Missing User Warnings

Medium
Confidence
91% confidence
Finding
The documentation asks operators to enable broad cross-session messaging without a prominent warning about privacy, misdelivery, and abuse implications. Even if intended for convenience, omitting those warnings can lead users to deploy an over-privileged configuration they do not fully understand, making accidental exposure more likely.

Missing User Warnings

Low
Confidence
87% confidence
Finding
The README describes reading local session metadata to infer a recipient channel but does not clearly warn users that session activity data is being accessed and used for message routing.
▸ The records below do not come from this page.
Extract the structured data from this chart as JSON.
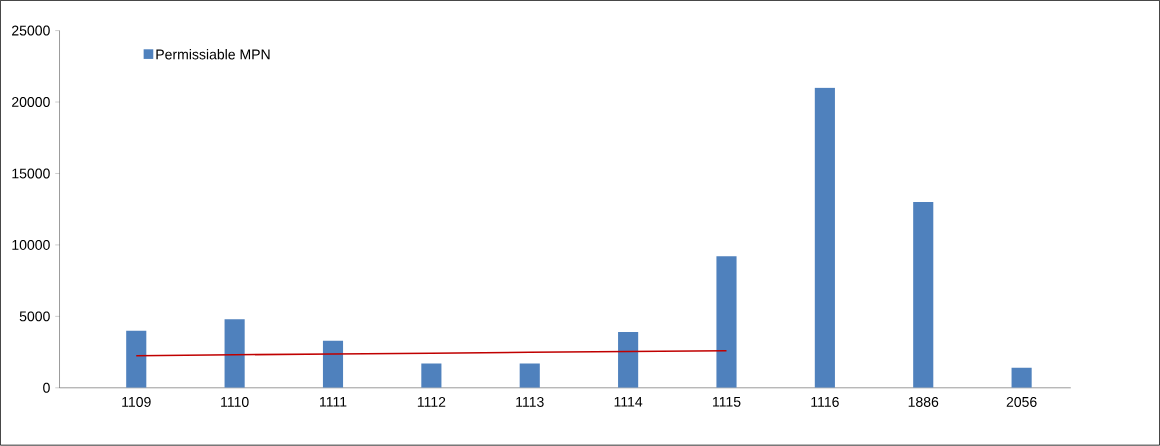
{
  "chart_data": {
    "type": "bar",
    "categories": [
      "1109",
      "1110",
      "1111",
      "1112",
      "1113",
      "1114",
      "1115",
      "1116",
      "1886",
      "2056"
    ],
    "series": [
      {
        "name": "Permissiable MPN",
        "color": "#4f81bd",
        "values": [
          4000,
          4800,
          3300,
          1700,
          1700,
          3900,
          9200,
          21000,
          13000,
          1400
        ]
      },
      {
        "type": "line",
        "color": "#c00000",
        "values": [
          2250,
          2310,
          2370,
          2420,
          2480,
          2540,
          2600,
          null,
          null,
          null
        ]
      }
    ],
    "ylim": [
      0,
      25000
    ],
    "yticks": [
      0,
      5000,
      10000,
      15000,
      20000,
      25000
    ],
    "legend": "top left"
  }
}
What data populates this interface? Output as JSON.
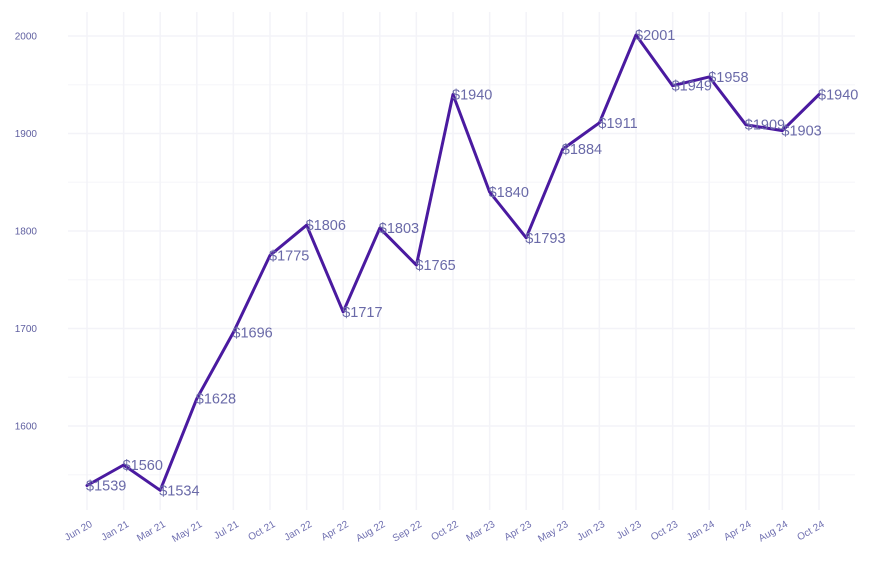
{
  "chart_data": {
    "type": "line",
    "categories": [
      "Jun 20",
      "Jan 21",
      "Mar 21",
      "May 21",
      "Jul 21",
      "Oct 21",
      "Jan 22",
      "Apr 22",
      "Aug 22",
      "Sep 22",
      "Oct 22",
      "Mar 23",
      "Apr 23",
      "May 23",
      "Jun 23",
      "Jul 23",
      "Oct 23",
      "Jan 24",
      "Apr 24",
      "Aug 24",
      "Oct 24"
    ],
    "values": [
      1539,
      1560,
      1534,
      1628,
      1696,
      1775,
      1806,
      1717,
      1803,
      1765,
      1940,
      1840,
      1793,
      1884,
      1911,
      2001,
      1949,
      1958,
      1909,
      1903,
      1940
    ],
    "data_labels": [
      "$1539",
      "$1560",
      "$1534",
      "$1628",
      "$1696",
      "$1775",
      "$1806",
      "$1717",
      "$1803",
      "$1765",
      "$1940",
      "$1840",
      "$1793",
      "$1884",
      "$1911",
      "$2001",
      "$1949",
      "$1958",
      "$1909",
      "$1903",
      "$1940"
    ],
    "yticks": [
      1600,
      1700,
      1800,
      1900,
      2000
    ],
    "ytick_labels": [
      "1600",
      "1700",
      "1800",
      "1900",
      "2000"
    ],
    "ylim": [
      1520,
      2010
    ],
    "grid": true,
    "line_color": "#4a1aa0",
    "title": "",
    "xlabel": "",
    "ylabel": ""
  }
}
This transparency gap increases the chance of surprising behavior and privacy-sensitive misconfiguration, though it is primarily a documentation and consent problem rather than direct code execution.

Vague Triggers

Medium
Confidence
87% confidence
Finding
The activation rules trigger on broad cues such as asking for a 'better model' or merely mentioning an existing project path, which can cause the skill to launch an external high-privilege executor unexpectedly. In this skill's context, that is more dangerous because invocation leads to automated Claude runs with '--dangerously-skip-permissions' and file writes in a project directory.

Vague Triggers

Medium
Confidence
84% confidence
Finding
The 'ask first' criteria depend on subjective judgments like whether a task is an 'idea or direction' or may need iteration, making invocation boundaries inconsistent and hard to audit. Ambiguity is risky here because inconsistent decisions can push normal conversations into a persistent, logged, cross-session orchestration flow with elevated automation privileges.

Missing User Warnings

Medium
Confidence
89% confidence
Finding
The logging helper forwards prompt excerpts, project path, mode, session key, and Claude session metadata to an external Python helper without any in-band consent check or minimization beyond truncating the prompt to 200 characters. Prompts often contain secrets, internal paths, or proprietary task details, so this creates a privacy and data-handling risk in a delegation skill that may process sensitive user inputs.

Missing User Warnings

Medium
Confidence
94% confidence
Finding
The notifier is explicitly designed to send parsed Claude results to the OpenClaw gateway, meaning project-derived output leaves the local environment automatically. Because the delegated model may inspect repository contents or generate summaries containing sensitive code, credentials, or business information, silent exfiltration to an external service is materially dangerous.

Missing User Warnings

Medium
Confidence
92% confidence
Finding
This script persistently logs potentially sensitive data including the absolute project path, a session key, a Claude session identifier fragment, and the user prompt text. Even though the write is local and appends JSON safely, the issue is an information exposure risk: prompts can contain secrets or proprietary data, and session identifiers and project paths can aid later compromise if the log file is accessed by another user, process, backup system, or support workflow.

VirusTotal

65/65 vendors flagged this skill as clean.